IT has been a week when the sexual offenders’ register has been in the national spotlight.

As a result of the clear mismanagement of Peter Chapman – the Facebook killer of Darlington student Ashleigh Hall – there have been calls for a review of the system for dealing with sex offenders.

But for all its flaws, at least there is a sex offenders’ register – a system for recording the track record of paedophiles and rapists. It is by no means perfect, but it is a great deal better than nothing.

But there is no such register for the perpetrators of domestic violence, the horror of which is underlined by today’s front page story about Stephen Spence.

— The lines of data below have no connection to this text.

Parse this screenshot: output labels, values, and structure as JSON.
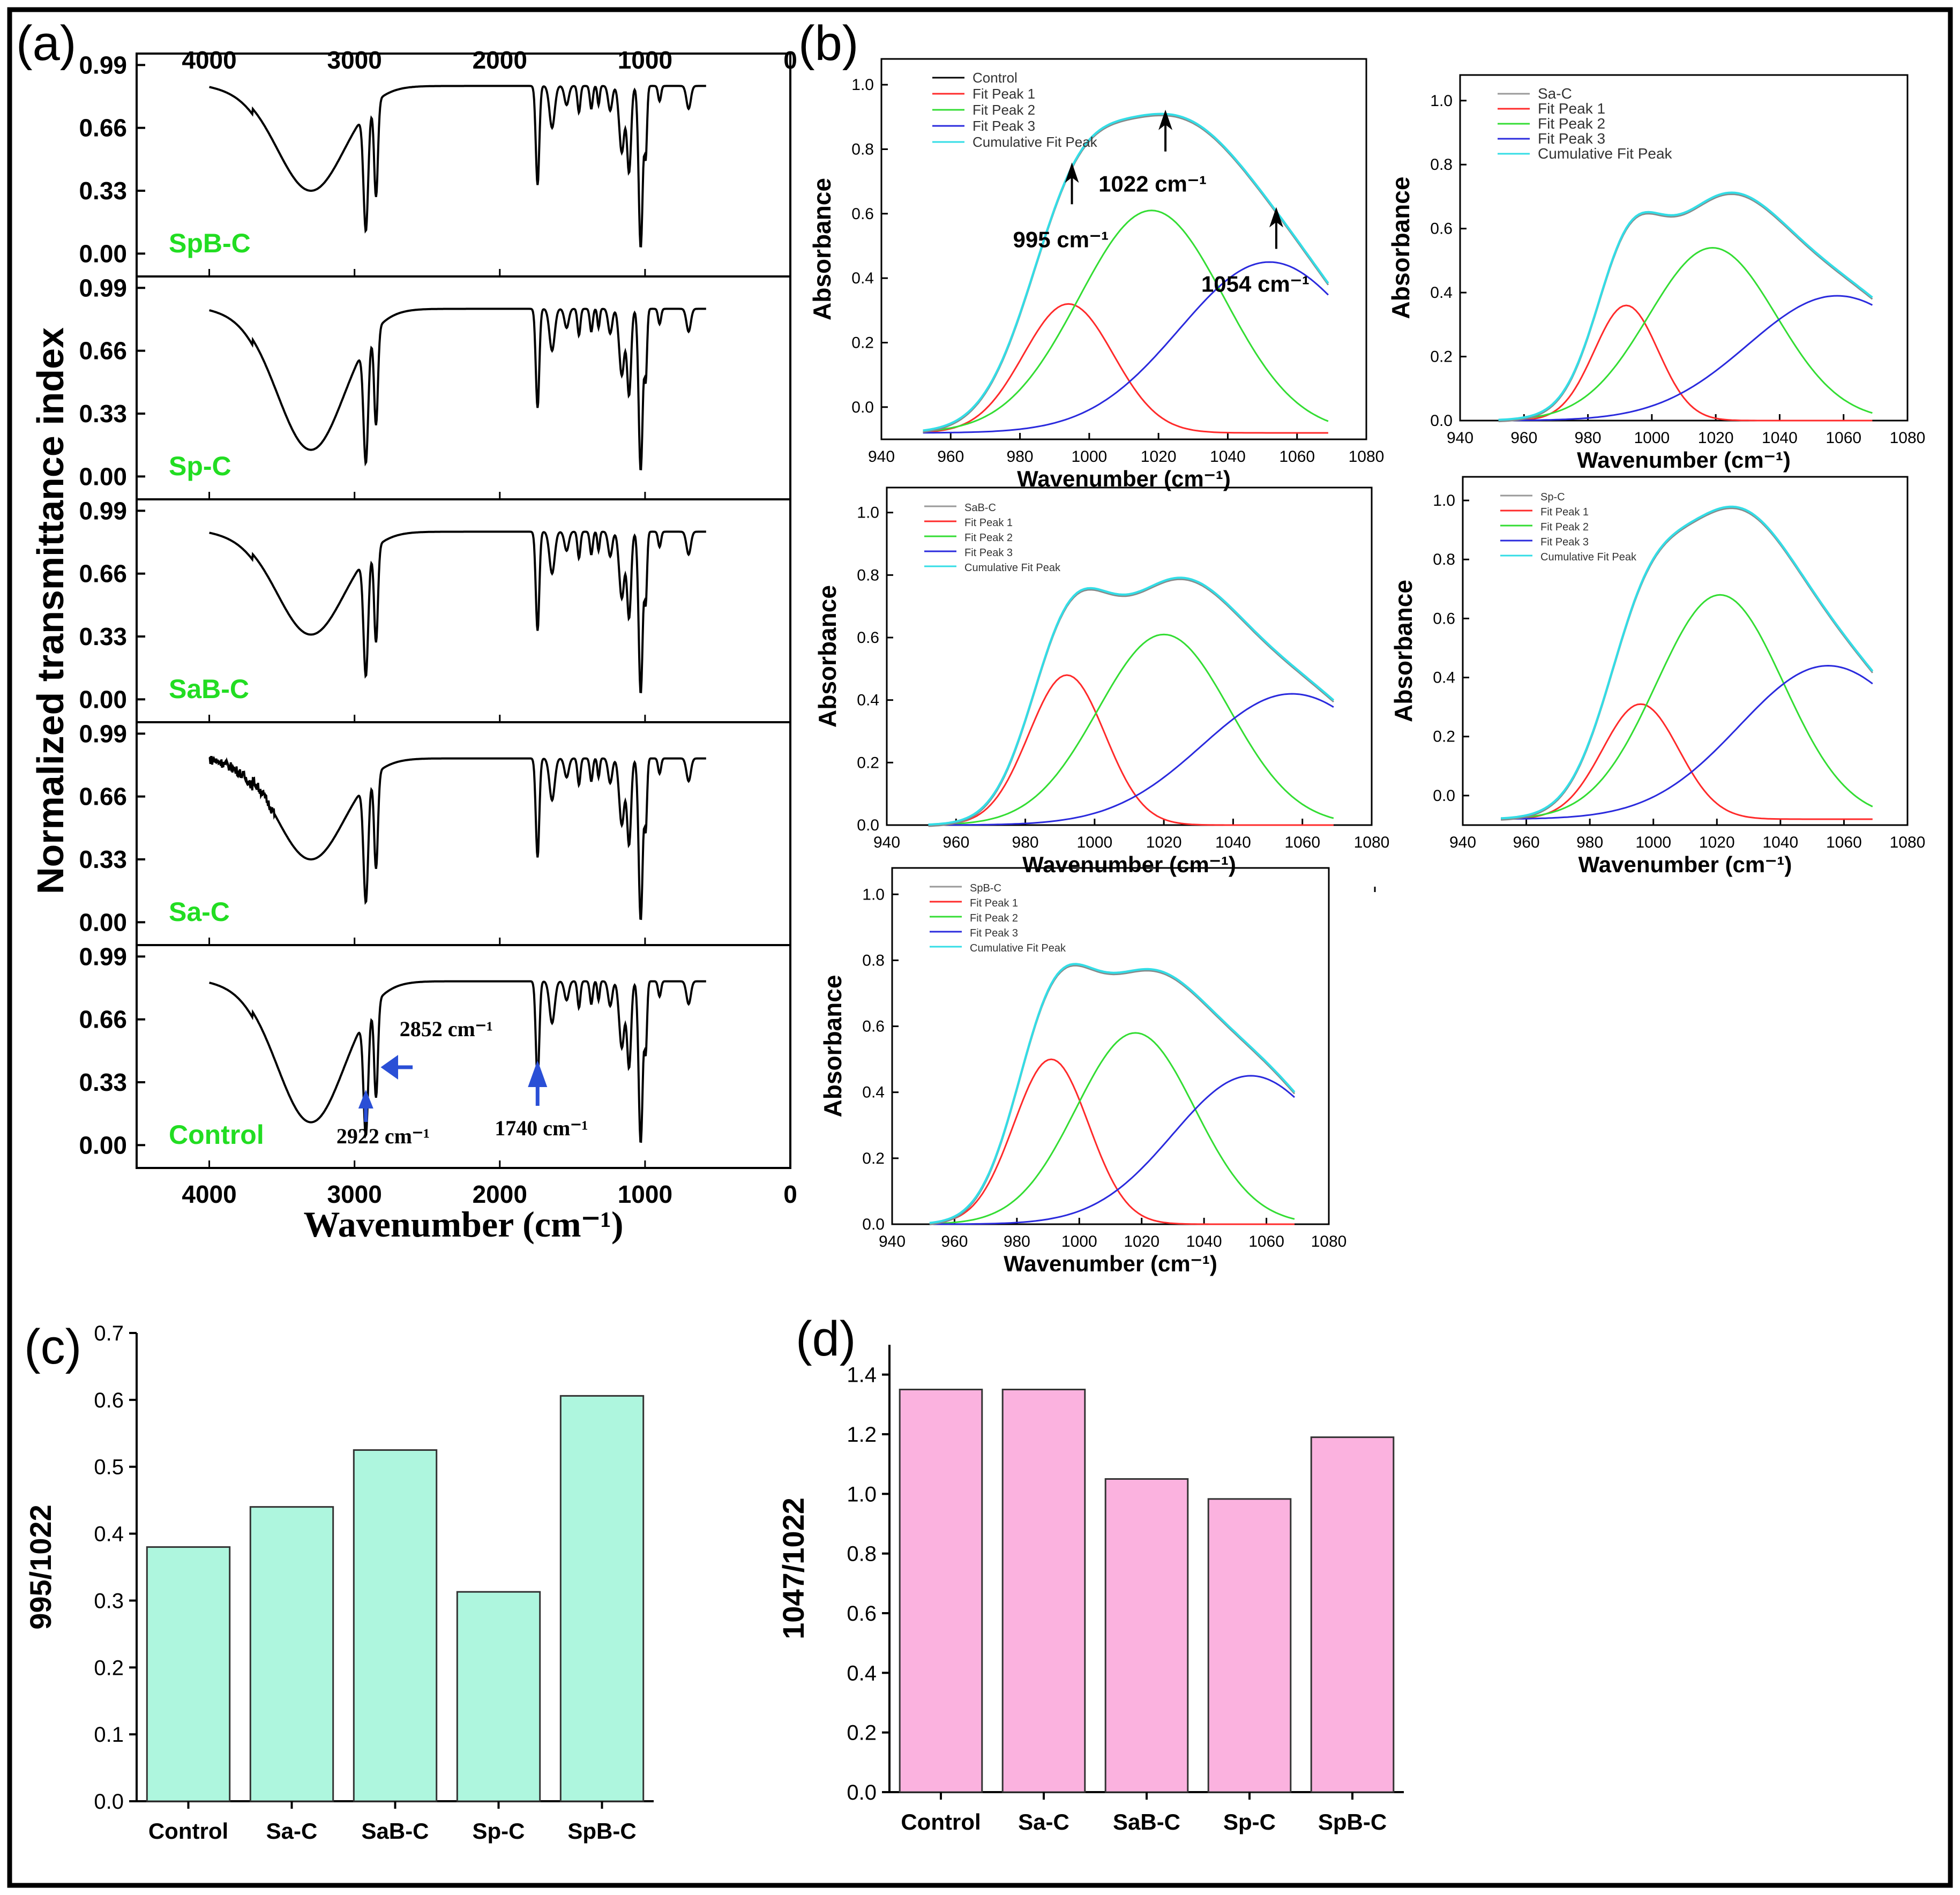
{
  "colors": {
    "frame": "#000000",
    "sample_label": "#22dd22",
    "arrow": "#2a4fd6",
    "control": "#000000",
    "fit_peak_1": "#ff2a2a",
    "fit_peak_2": "#33dd33",
    "fit_peak_3": "#2a2add",
    "cumulative": "#33dde6",
    "bar_c": "#aef6de",
    "bar_d": "#fbb2df"
  },
  "chart_data": [
    {
      "id": "a",
      "panel_label": "(a)",
      "type": "line",
      "title": "",
      "xlabel": "Wavenumber (cm⁻¹)",
      "ylabel": "Normalized transmittance index",
      "xlim": [
        4500,
        0
      ],
      "x_ticks": [
        "4000",
        "3000",
        "2000",
        "1000",
        "0"
      ],
      "ylim": [
        -0.12,
        1.05
      ],
      "y_ticks": [
        "0.00",
        "0.33",
        "0.66",
        "0.99"
      ],
      "legend": "none",
      "samples": [
        {
          "name": "SpB-C",
          "baseline": 0.88,
          "oh_min": 0.33
        },
        {
          "name": "Sp-C",
          "baseline": 0.88,
          "oh_min": 0.14
        },
        {
          "name": "SaB-C",
          "baseline": 0.88,
          "oh_min": 0.34
        },
        {
          "name": "Sa-C",
          "baseline": 0.86,
          "oh_min": 0.33
        },
        {
          "name": "Control",
          "baseline": 0.86,
          "oh_min": 0.12
        }
      ],
      "annotations": [
        {
          "text": "2852 cm⁻¹",
          "x": 2852
        },
        {
          "text": "2922 cm⁻¹",
          "x": 2922
        },
        {
          "text": "1740 cm⁻¹",
          "x": 1740
        }
      ]
    },
    {
      "id": "b",
      "panel_label": "(b)",
      "type": "line",
      "xlabel": "Wavenumber (cm⁻¹)",
      "ylabel": "Absorbance",
      "xlim": [
        940,
        1080
      ],
      "x_ticks": [
        "940",
        "960",
        "980",
        "1000",
        "1020",
        "1040",
        "1060",
        "1080"
      ],
      "legend": "top-left",
      "subplots": [
        {
          "name": "Control",
          "legend": [
            "Control",
            "Fit Peak 1",
            "Fit Peak 2",
            "Fit Peak 3",
            "Cumulative Fit Peak"
          ],
          "ylim": [
            -0.1,
            1.08
          ],
          "y_ticks": [
            "0.0",
            "0.2",
            "0.4",
            "0.6",
            "0.8",
            "1.0"
          ],
          "peaks": [
            {
              "center": 994,
              "height": 0.4,
              "width": 13
            },
            {
              "center": 1018,
              "height": 0.69,
              "width": 21
            },
            {
              "center": 1052,
              "height": 0.53,
              "width": 26
            }
          ],
          "baseline": -0.08,
          "annotations": [
            {
              "text": "1022 cm⁻¹",
              "x": 1022
            },
            {
              "text": "995 cm⁻¹",
              "x": 995
            },
            {
              "text": "1054 cm⁻¹",
              "x": 1054
            }
          ]
        },
        {
          "name": "Sa-C",
          "legend": [
            "Sa-C",
            "Fit Peak 1",
            "Fit Peak 2",
            "Fit Peak 3",
            "Cumulative Fit Peak"
          ],
          "ylim": [
            0.0,
            1.08
          ],
          "y_ticks": [
            "0.0",
            "0.2",
            "0.4",
            "0.6",
            "0.8",
            "1.0"
          ],
          "peaks": [
            {
              "center": 992,
              "height": 0.36,
              "width": 10
            },
            {
              "center": 1019,
              "height": 0.54,
              "width": 20
            },
            {
              "center": 1058,
              "height": 0.39,
              "width": 28
            }
          ],
          "baseline": 0.0,
          "annotations": []
        },
        {
          "name": "SaB-C",
          "legend": [
            "SaB-C",
            "Fit Peak 1",
            "Fit Peak 2",
            "Fit Peak 3",
            "Cumulative Fit Peak"
          ],
          "ylim": [
            0.0,
            1.08
          ],
          "y_ticks": [
            "0.0",
            "0.2",
            "0.4",
            "0.6",
            "0.8",
            "1.0"
          ],
          "peaks": [
            {
              "center": 992,
              "height": 0.48,
              "width": 11
            },
            {
              "center": 1020,
              "height": 0.61,
              "width": 19
            },
            {
              "center": 1057,
              "height": 0.42,
              "width": 26
            }
          ],
          "baseline": 0.0,
          "annotations": []
        },
        {
          "name": "Sp-C",
          "legend": [
            "Sp-C",
            "Fit Peak 1",
            "Fit Peak 2",
            "Fit Peak 3",
            "Cumulative Fit Peak"
          ],
          "ylim": [
            -0.1,
            1.08
          ],
          "y_ticks": [
            "0.0",
            "0.2",
            "0.4",
            "0.6",
            "0.8",
            "1.0"
          ],
          "peaks": [
            {
              "center": 996,
              "height": 0.39,
              "width": 12
            },
            {
              "center": 1021,
              "height": 0.76,
              "width": 20
            },
            {
              "center": 1055,
              "height": 0.52,
              "width": 28
            }
          ],
          "baseline": -0.08,
          "annotations": []
        },
        {
          "name": "SpB-C",
          "legend": [
            "SpB-C",
            "Fit Peak 1",
            "Fit Peak 2",
            "Fit Peak 3",
            "Cumulative Fit Peak"
          ],
          "ylim": [
            0.0,
            1.08
          ],
          "y_ticks": [
            "0.0",
            "0.2",
            "0.4",
            "0.6",
            "0.8",
            "1.0"
          ],
          "peaks": [
            {
              "center": 991,
              "height": 0.5,
              "width": 12
            },
            {
              "center": 1018,
              "height": 0.58,
              "width": 19
            },
            {
              "center": 1055,
              "height": 0.45,
              "width": 25
            }
          ],
          "baseline": 0.0,
          "annotations": []
        }
      ]
    },
    {
      "id": "c",
      "panel_label": "(c)",
      "type": "bar",
      "title": "",
      "xlabel": "",
      "ylabel": "995/1022",
      "categories": [
        "Control",
        "Sa-C",
        "SaB-C",
        "Sp-C",
        "SpB-C"
      ],
      "values": [
        0.38,
        0.44,
        0.525,
        0.313,
        0.606
      ],
      "ylim": [
        0.0,
        0.7
      ],
      "y_ticks": [
        "0.0",
        "0.1",
        "0.2",
        "0.3",
        "0.4",
        "0.5",
        "0.6",
        "0.7"
      ],
      "legend": "none"
    },
    {
      "id": "d",
      "panel_label": "(d)",
      "type": "bar",
      "title": "",
      "xlabel": "",
      "ylabel": "1047/1022",
      "categories": [
        "Control",
        "Sa-C",
        "SaB-C",
        "Sp-C",
        "SpB-C"
      ],
      "values": [
        1.35,
        1.35,
        1.05,
        0.983,
        1.19
      ],
      "ylim": [
        0.0,
        1.5
      ],
      "y_ticks": [
        "0.0",
        "0.2",
        "0.4",
        "0.6",
        "0.8",
        "1.0",
        "1.2",
        "1.4"
      ],
      "legend": "none"
    }
  ]
}
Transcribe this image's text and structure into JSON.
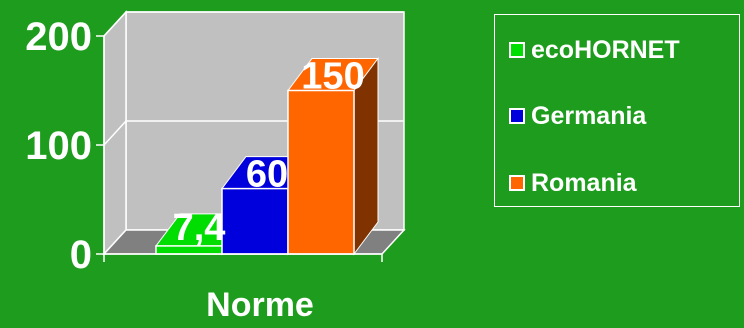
{
  "chart_data": {
    "type": "bar",
    "categories": [
      "Norme"
    ],
    "series": [
      {
        "name": "ecoHORNET",
        "values": [
          7.4
        ],
        "label": "7,4",
        "color": "#00dd00"
      },
      {
        "name": "Germania",
        "values": [
          60
        ],
        "label": "60",
        "color": "#0000dd"
      },
      {
        "name": "Romania",
        "values": [
          150
        ],
        "label": "150",
        "color": "#ff6600"
      }
    ],
    "xlabel": "Norme",
    "ylabel": "",
    "ylim": [
      0,
      200
    ],
    "yticks": [
      0,
      100,
      200
    ],
    "ytick_labels": [
      "0",
      "100",
      "200"
    ],
    "grid": true,
    "three_d": true,
    "legend_position": "right",
    "colors": {
      "background": "#1d9c1d",
      "plot_wall": "#c0c0c0",
      "floor": "#808080",
      "text": "#ffffff"
    }
  }
}
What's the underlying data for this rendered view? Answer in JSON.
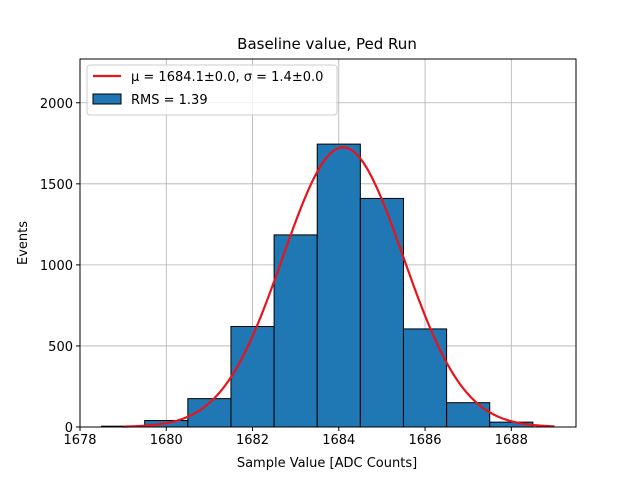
{
  "chart_data": {
    "type": "bar",
    "title": "Baseline value, Ped Run",
    "xlabel": "Sample Value [ADC Counts]",
    "ylabel": "Events",
    "xlim": [
      1678,
      1689.5
    ],
    "ylim": [
      0,
      2270
    ],
    "xticks": [
      1678,
      1680,
      1682,
      1684,
      1686,
      1688
    ],
    "yticks": [
      0,
      500,
      1000,
      1500,
      2000
    ],
    "grid": true,
    "legend_position": "top-left",
    "histogram": {
      "name": "RMS = 1.39",
      "color": "#1f77b4",
      "edgecolor": "#000000",
      "bins": [
        {
          "start": 1678.5,
          "end": 1679.5,
          "value": 5
        },
        {
          "start": 1679.5,
          "end": 1680.5,
          "value": 40
        },
        {
          "start": 1680.5,
          "end": 1681.5,
          "value": 175
        },
        {
          "start": 1681.5,
          "end": 1682.5,
          "value": 620
        },
        {
          "start": 1682.5,
          "end": 1683.5,
          "value": 1185
        },
        {
          "start": 1683.5,
          "end": 1684.5,
          "value": 1745
        },
        {
          "start": 1684.5,
          "end": 1685.5,
          "value": 1410
        },
        {
          "start": 1685.5,
          "end": 1686.5,
          "value": 605
        },
        {
          "start": 1686.5,
          "end": 1687.5,
          "value": 150
        },
        {
          "start": 1687.5,
          "end": 1688.5,
          "value": 30
        }
      ]
    },
    "fit": {
      "name": "μ = 1684.1±0.0, σ = 1.4±0.0",
      "color": "#e8131b",
      "mu": 1684.1,
      "sigma": 1.4,
      "amplitude": 1725,
      "x_range": [
        1679,
        1689
      ]
    }
  }
}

It is a shocking account of brutality against women who started out trusting the Darlington slaughterman, but ended up with sickening physical wounds, and mental scars that may never heal.

This is a man who punched his victims until they lost consciousness, who gouged at their eyes, kicked them so badly that shoe imprints were left on their skin, and branded them with a steam iron.

We have published disturbing photographs of that physical abuse to highlight the reality of domestic violence which is all too prevalent behind closed doors.

Stephen Spence has a track record for this kind of cruelty. Eighteen years ago, he was jailed for leaving his then wife with severe bruises, a fractured rib and punctured lung.

Had his name been on a domestic violence register, there would have been greater protection for future partners – and we fail to understand why the Home Office is reluctant to act.